Dr. Eugene Fram, professor emeritus in the Saunders College of Business at the Rochester Institute of Technology, said if the board and its CEO are bickering over boundaries, there are likely issues with trust in areas such as these:
- Each party may occasionally step on the other’s toes. Fram cites an example where he was chairman of a board. The CEO made a five-year lease contract for additional office space because the money for it was in the budget. There wasn’t a great deal of money involved, but it was a long-term contract. “I said this should have gone through the board, while the CEO argued that he had signed contracts for larger amounts of money,” Fram said. “My point was that this lease was for a long-term fixed asset, and the board agreed. So we formally set this as a boundary for the CEO.”
- Overaggressive directors can go too far. An example of this might be a director who bypasses the CEO and contacts the HR director and tells her to put a specific system in place to avoid liability. “In that case, the CEO has the responsibility to go to the board chair, and the chair can take care of that issue or take it to the full board so it can say ‘OK, you are the manager and we have to abide by your judgments,’” Fram said.
“There is some play back and forth between the CEO and the board over each other’s boundaries,” he said. It should take about a year or a year and a half to develop trust in these areas when a new executive director is hired, Fram said. The CEO should be sophisticated enough to know board thinking on issues.
This culture is the responsibility of the board to maintain. So when the board installs new trustees because of board turnover, the trust that has been established remains in place. For instance, if new members wish to direct social workers or feel they have a responsibility to evaluate staff, the board will say no, Fram said.
In this type of culture, the board also should accept the fact that the CEO will always have more information on operations than the board can have, Fram said. “The board should realize that any attempt to micromanage in this area is disrupting to the organization, because the CEO needs to be viewed as a professional manager,” he said.
This is not as much of a problem in the business arena as it is in the nonprofit sector, Fram said. “An attorney may join a nonprofit board and think ‘this CEO was originally a social worker, so we may have to teach him about the real world.’ In reality, the CEO may have acquired far more managerial experience than the attorney,” Fram said.
- There must be a fair but robust CEO evaluation process. Fram said this should be primarily related to compliance areas and the audit, but the executive should also be evaluated on hard-to-measure topics—such as staff performance, advocacy and impacts. “The audit committee has to ask questions and probe deeply,” he said. Whistleblower comments must be taken seriously and reviewed immediately, he said.
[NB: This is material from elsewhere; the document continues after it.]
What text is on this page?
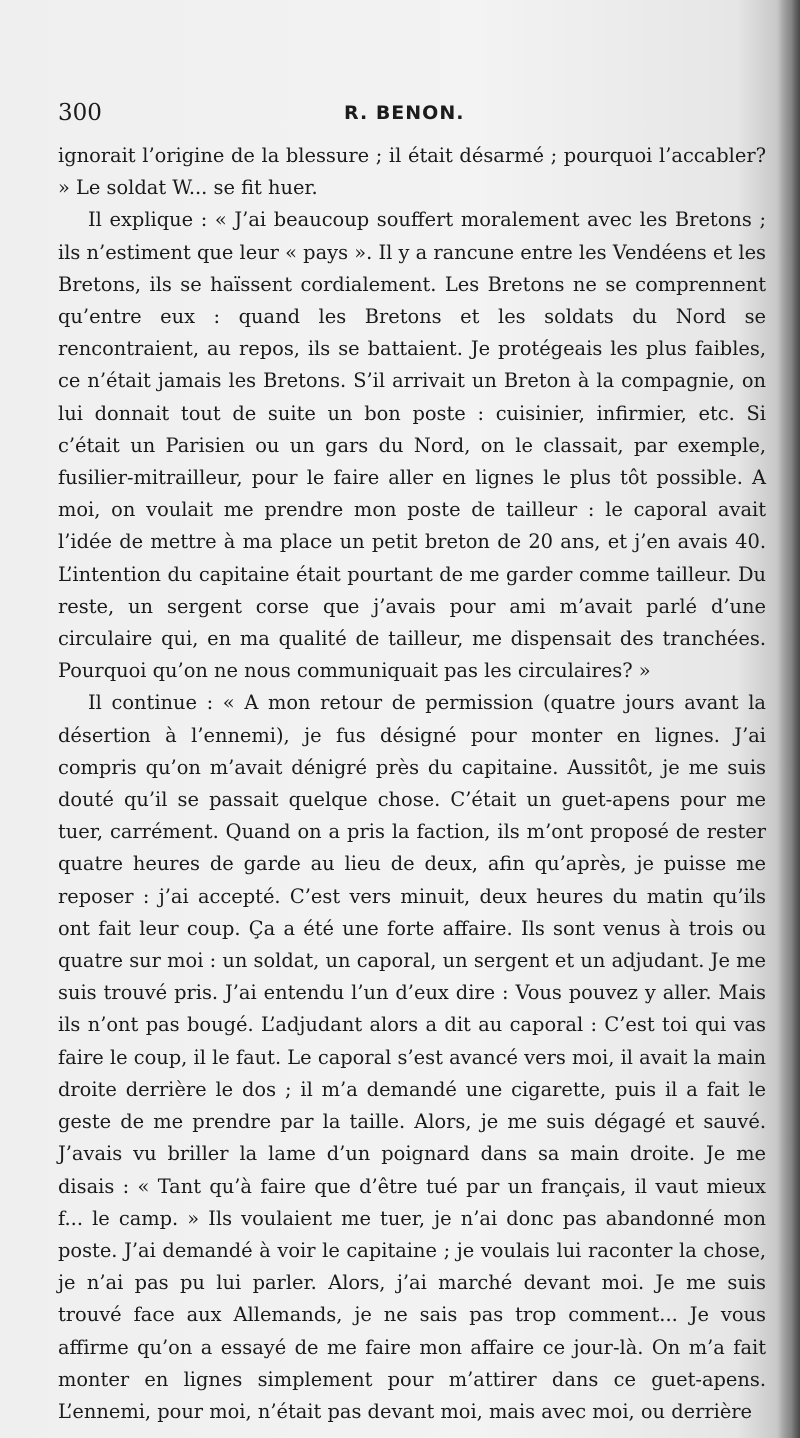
300	R. BENON.

ignorait l’origine de la blessure ; il était désarmé ; pourquoi l’accabler? » Le soldat W... se fit huer.

Il explique : « J’ai beaucoup souffert moralement avec les Bretons ; ils n’estiment que leur « pays ». Il y a rancune entre les Vendéens et les Bretons, ils se haïssent cordialement. Les Bretons ne se comprennent qu’entre eux : quand les Bretons et les soldats du Nord se rencontraient, au repos, ils se battaient. Je protégeais les plus faibles, ce n’était jamais les Bretons. S’il arrivait un Breton à la compagnie, on lui donnait tout de suite un bon poste : cuisinier, infirmier, etc. Si c’était un Parisien ou un gars du Nord, on le classait, par exemple, fusilier-mitrailleur, pour le faire aller en lignes le plus tôt possible. A moi, on voulait me prendre mon poste de tailleur : le caporal avait l’idée de mettre à ma place un petit breton de 20 ans, et j’en avais 40. L’intention du capitaine était pourtant de me garder comme tailleur. Du reste, un sergent corse que j’avais pour ami m’avait parlé d’une circulaire qui, en ma qualité de tailleur, me dispensait des tranchées. Pourquoi qu’on ne nous communiquait pas les circulaires? »

Il continue : « A mon retour de permission (quatre jours avant la désertion à l’ennemi), je fus désigné pour monter en lignes. J’ai compris qu’on m’avait dénigré près du capitaine. Aussitôt, je me suis douté qu’il se passait quelque chose. C’était un guet-apens pour me tuer, carrément. Quand on a pris la faction, ils m’ont proposé de rester quatre heures de garde au lieu de deux, afin qu’après, je puisse me reposer : j’ai accepté. C’est vers minuit, deux heures du matin qu’ils ont fait leur coup. Ça a été une forte affaire. Ils sont venus à trois ou quatre sur moi : un soldat, un caporal, un sergent et un adjudant. Je me suis trouvé pris. J’ai entendu l’un d’eux dire : Vous pouvez y aller. Mais ils n’ont pas bougé. L’adjudant alors a dit au caporal : C’est toi qui vas faire le coup, il le faut. Le caporal s’est avancé vers moi, il avait la main droite derrière le dos ; il m’a demandé une cigarette, puis il a fait le geste de me prendre par la taille. Alors, je me suis dégagé et sauvé. J’avais vu briller la lame d’un poignard dans sa main droite. Je me disais : « Tant qu’à faire que d’être tué par un français, il vaut mieux f... le camp. » Ils voulaient me tuer, je n’ai donc pas abandonné mon poste. J’ai demandé à voir le capitaine ; je voulais lui raconter la chose, je n’ai pas pu lui parler. Alors, j’ai marché devant moi. Je me suis trouvé face aux Allemands, je ne sais pas trop comment... Je vous affirme qu’on a essayé de me faire mon affaire ce jour-là. On m’a fait monter en lignes simplement pour m’attirer dans ce guet-apens. L’ennemi, pour moi, n’était pas devant moi, mais avec moi, ou derrière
The CEO can’t just dismiss these by saying, “Oh, that’s just a dispute in the XYZ department,” Fram said. “The board should verify what the CEO is reporting,” Fram said, because it’s part of the board’s overview responsibility.
The CEO can’t be insecure about executive committee meetings where he is not present, either, Fram said. “She has to understand that these take place from time to time or are regularly scheduled,” he said.
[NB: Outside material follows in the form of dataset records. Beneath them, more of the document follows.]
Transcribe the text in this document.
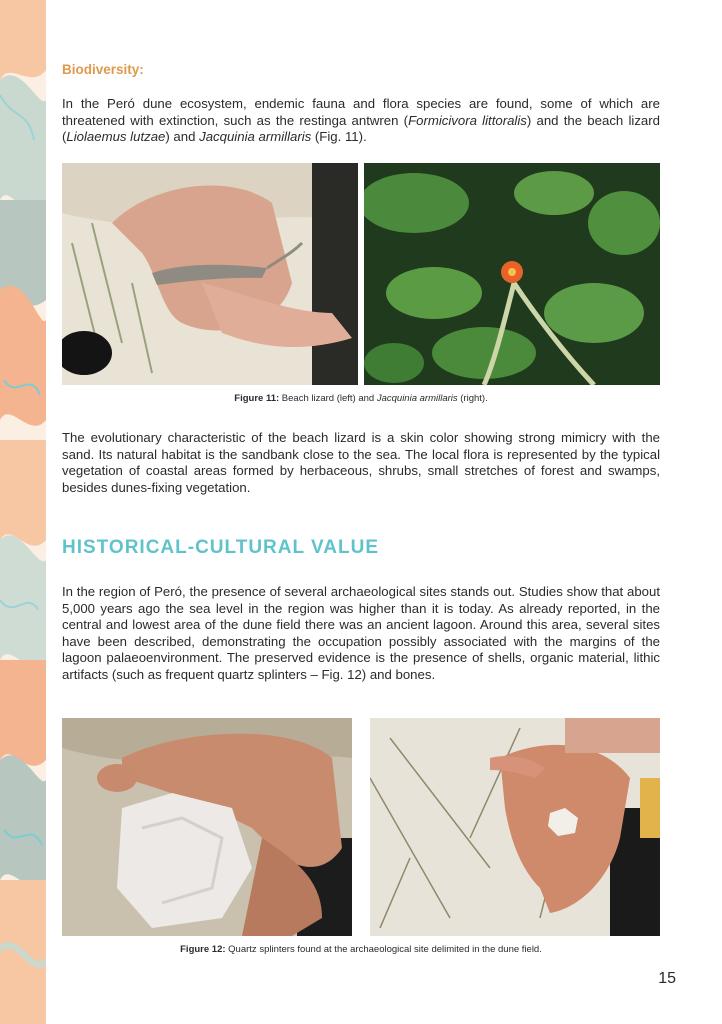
Biodiversity:
In the Peró dune ecosystem, endemic fauna and flora species are found, some of which are threatened with extinction, such as the restinga antwren (Formicivora littoralis) and the beach lizard (Liolaemus lutzae) and Jacquinia armillaris (Fig. 11).
Figure 11: Beach lizard (left) and Jacquinia armillaris (right).
The evolutionary characteristic of the beach lizard is a skin color showing strong mimicry with the sand. Its natural habitat is the sandbank close to the sea. The local flora is represented by the typical vegetation of coastal areas formed by herbaceous, shrubs, small stretches of forest and swamps, besides dunes-fixing vegetation.
HISTORICAL-CULTURAL VALUE
In the region of Peró, the presence of several archaeological sites stands out. Studies show that about 5,000 years ago the sea level in the region was higher than it is today. As already reported, in the central and lowest area of the dune field there was an ancient lagoon. Around this area, several sites have been described, demonstrating the occupation possibly associated with the margins of the lagoon palaeoenvironment. The preserved evidence is the presence of shells, organic material, lithic artifacts (such as frequent quartz splinters – Fig. 12) and bones.
Figure 12: Quartz splinters found at the archaeological site delimited in the dune field.
15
Ten years ago, the only time the board met without the management was to meet with the external auditor. “This is the 21st century,” Fram said. There have been huge board scandals in the business and nonprofit sectors. Executive sessions should occur on an ongoing basis as part of the board meeting, he said.
The CEO should be a member of all board committees, with the exception of compensation, when her salary is being considered and when any conflicts of interest involving her might arise, Fram said.
The CEO and chair should work well together to create this type of culture between the executive and the board, Fram said. “They need to be on the same page,” he said.
- The board should provide growth opportunities for the CEO. Fram worked recently with one board member who pointed out that while their CEO was a great person and works well with the board, he needed to be more aggressive or entrepreneurial, he said.
“I asked if the board had ever thought of engaging a coach to work with him for a year or two,” Fram said. That’s the type of idea the board can use to support its CEO, he said.
Other options include providing educational opportunities or supporting the CEO’s outside work in his mission’s arena, so that he has opportunities to grow, Fram said.